Why am I merely a Balu and not an Albert Einstein? No one on earth can answer this question today; I doubt whether it is answerable in the course of the next 1000 years. However, the question does not bother me (partly because I am an Indian, I think). The question about enlightenment is different from this question.
So, let us say, I want to become a Ramana Maharishi or a Dalia Lama. Can I? My answer is, yes, sooner or later. I need to figure out how to go about doing it. Suppose I die before I can complete this task. What then? Here is where what we have learnt in India gives us a surprising result: I have infinitely many births within which to accomplish it. Further, because each birth builds upon the actions of this birth, none of your effort to become enlightened is wasted. You will begin in the next birth where you ended in this life. Ramana and Dalai Lama started many births earlier and that is why they are further ahead of you. What this story about ‘rebirth’ does is to remove the possibility of the emergence of a neurotic anxiety.

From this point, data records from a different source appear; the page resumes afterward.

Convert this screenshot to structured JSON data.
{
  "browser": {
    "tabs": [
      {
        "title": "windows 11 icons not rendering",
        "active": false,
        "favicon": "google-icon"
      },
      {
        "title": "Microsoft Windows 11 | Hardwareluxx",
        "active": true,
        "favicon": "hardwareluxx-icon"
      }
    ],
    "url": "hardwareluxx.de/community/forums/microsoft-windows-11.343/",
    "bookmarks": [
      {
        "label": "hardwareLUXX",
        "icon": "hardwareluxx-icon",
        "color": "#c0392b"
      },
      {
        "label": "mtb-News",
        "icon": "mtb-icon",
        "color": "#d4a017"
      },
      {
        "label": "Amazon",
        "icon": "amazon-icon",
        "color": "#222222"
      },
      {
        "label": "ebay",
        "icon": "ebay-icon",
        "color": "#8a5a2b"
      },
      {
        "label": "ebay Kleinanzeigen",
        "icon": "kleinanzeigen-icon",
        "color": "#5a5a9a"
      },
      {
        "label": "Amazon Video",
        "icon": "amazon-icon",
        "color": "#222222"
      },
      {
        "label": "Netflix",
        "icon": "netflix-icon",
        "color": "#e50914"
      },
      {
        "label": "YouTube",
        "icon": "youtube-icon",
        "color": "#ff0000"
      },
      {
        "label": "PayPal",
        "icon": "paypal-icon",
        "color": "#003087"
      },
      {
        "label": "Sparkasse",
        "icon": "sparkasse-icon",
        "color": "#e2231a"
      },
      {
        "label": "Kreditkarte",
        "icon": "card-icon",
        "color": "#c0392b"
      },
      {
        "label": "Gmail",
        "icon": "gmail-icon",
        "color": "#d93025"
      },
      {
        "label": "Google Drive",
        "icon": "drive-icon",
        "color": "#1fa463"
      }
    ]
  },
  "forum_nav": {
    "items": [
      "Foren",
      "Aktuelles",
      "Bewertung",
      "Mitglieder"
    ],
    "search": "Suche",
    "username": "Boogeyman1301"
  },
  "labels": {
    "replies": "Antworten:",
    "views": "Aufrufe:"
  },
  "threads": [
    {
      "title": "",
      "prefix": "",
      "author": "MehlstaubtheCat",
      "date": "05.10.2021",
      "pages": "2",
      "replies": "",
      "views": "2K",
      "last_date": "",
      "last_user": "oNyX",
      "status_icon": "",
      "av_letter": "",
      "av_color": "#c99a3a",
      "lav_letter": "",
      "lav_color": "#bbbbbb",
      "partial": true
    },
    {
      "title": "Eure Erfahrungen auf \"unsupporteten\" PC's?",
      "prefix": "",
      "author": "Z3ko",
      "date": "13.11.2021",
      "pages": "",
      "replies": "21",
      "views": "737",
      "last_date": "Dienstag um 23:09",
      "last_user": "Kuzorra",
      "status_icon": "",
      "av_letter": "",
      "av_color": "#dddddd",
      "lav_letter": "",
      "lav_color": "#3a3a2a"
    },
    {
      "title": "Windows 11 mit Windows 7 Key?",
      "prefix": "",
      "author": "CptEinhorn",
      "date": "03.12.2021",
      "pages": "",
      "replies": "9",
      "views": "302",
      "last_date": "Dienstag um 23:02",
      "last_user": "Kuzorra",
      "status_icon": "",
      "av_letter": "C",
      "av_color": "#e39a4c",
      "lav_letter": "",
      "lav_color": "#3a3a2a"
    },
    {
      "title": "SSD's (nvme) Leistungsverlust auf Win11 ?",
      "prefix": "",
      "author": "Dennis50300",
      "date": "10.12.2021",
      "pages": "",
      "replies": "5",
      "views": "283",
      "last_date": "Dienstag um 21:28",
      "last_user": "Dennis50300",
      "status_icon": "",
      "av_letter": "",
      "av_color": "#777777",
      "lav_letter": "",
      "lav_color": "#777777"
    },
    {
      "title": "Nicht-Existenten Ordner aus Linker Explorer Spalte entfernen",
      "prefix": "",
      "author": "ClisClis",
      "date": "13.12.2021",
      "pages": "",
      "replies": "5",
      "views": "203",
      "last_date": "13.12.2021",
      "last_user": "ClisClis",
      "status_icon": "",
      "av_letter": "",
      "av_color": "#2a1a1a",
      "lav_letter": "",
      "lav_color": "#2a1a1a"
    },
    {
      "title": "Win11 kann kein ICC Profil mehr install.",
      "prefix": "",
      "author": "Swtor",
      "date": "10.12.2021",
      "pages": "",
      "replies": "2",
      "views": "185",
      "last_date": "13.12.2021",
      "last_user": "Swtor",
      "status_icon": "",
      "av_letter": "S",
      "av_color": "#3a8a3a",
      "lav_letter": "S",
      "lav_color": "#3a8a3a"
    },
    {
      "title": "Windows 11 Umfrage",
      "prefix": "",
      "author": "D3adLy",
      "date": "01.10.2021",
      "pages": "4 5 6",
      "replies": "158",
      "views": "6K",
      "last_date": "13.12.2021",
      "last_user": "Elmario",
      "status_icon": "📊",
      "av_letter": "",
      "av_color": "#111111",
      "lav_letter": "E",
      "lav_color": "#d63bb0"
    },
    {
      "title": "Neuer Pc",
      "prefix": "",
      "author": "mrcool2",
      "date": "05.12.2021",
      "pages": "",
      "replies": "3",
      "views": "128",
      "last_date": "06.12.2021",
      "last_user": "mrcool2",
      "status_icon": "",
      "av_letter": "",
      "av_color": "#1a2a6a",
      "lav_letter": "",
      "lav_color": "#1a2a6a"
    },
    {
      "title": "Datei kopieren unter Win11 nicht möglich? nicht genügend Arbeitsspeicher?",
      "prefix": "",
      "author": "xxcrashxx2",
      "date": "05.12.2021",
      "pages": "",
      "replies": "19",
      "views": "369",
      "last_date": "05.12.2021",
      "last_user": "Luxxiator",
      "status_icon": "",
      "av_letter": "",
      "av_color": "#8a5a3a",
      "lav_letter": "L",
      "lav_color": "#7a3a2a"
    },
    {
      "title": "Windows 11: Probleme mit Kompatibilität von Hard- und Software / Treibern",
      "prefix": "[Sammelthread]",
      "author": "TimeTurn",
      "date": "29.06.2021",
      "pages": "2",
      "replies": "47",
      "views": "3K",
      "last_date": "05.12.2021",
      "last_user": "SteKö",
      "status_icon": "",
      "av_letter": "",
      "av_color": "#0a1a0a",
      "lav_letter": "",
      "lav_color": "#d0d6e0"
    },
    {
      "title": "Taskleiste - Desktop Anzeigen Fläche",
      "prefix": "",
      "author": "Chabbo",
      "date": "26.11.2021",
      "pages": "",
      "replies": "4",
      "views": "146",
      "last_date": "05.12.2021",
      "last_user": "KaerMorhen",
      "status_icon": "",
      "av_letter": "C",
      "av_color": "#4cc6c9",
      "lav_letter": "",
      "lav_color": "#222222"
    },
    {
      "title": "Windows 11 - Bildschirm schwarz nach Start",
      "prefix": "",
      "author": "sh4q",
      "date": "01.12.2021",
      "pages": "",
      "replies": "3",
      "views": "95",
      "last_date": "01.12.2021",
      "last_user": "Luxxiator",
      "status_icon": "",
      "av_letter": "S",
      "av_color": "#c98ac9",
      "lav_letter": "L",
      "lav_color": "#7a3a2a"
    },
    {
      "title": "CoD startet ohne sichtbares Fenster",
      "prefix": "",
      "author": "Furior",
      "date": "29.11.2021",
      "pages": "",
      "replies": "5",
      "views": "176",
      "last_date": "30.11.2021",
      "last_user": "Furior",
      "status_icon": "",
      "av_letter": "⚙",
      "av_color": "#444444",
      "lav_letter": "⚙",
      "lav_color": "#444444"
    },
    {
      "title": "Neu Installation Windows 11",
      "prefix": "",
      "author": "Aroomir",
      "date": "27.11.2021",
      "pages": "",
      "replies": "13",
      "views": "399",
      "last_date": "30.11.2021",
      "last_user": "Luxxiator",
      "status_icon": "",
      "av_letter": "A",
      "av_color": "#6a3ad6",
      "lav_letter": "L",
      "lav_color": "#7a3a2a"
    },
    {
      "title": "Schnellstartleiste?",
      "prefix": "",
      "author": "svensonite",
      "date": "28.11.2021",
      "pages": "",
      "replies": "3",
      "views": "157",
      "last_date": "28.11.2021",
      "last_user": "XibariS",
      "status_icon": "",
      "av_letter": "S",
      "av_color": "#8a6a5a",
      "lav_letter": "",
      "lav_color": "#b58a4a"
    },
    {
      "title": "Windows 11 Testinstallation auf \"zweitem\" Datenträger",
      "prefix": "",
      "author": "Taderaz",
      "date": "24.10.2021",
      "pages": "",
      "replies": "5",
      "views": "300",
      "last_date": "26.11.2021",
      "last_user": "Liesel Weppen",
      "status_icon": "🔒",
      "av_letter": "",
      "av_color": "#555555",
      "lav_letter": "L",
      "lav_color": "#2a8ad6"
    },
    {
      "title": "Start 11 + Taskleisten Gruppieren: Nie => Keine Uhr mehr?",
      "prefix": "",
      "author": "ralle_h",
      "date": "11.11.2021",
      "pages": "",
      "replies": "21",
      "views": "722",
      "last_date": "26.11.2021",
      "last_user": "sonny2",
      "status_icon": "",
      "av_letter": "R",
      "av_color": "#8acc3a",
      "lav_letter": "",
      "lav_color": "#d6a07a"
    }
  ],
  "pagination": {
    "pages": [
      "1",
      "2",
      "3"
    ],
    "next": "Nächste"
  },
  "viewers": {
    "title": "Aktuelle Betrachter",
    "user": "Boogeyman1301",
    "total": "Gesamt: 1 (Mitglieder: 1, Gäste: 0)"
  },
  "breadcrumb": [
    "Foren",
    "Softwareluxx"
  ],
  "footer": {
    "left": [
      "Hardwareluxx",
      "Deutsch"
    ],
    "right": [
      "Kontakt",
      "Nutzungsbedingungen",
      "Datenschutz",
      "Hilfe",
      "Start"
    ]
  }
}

Formulating the above in my language: one might want to become happy so desperately that ‘wanting to find happiness’ becomes a neurotic obsession and the possibility of failure generating a neurotic anxiety. The story of rebirth reduces the possibility of such an outcome, while suggesting at the same time that “wanting to be happy is the first step in being happy”. (We do not have to become obsessive about happiness: each one of us can try to be happy and become happy. No one can take this away from you.) This is one of the ways the Indian traditions prevent the possibility of a nervous breakdown.
So, do we need to assume the truth of rebirth? No, we do not. I do not buy the story of rebirth. However, I have the same attitude about time. I will find happiness in this life. I am certain of this because I know that it is possible and that other people have found it.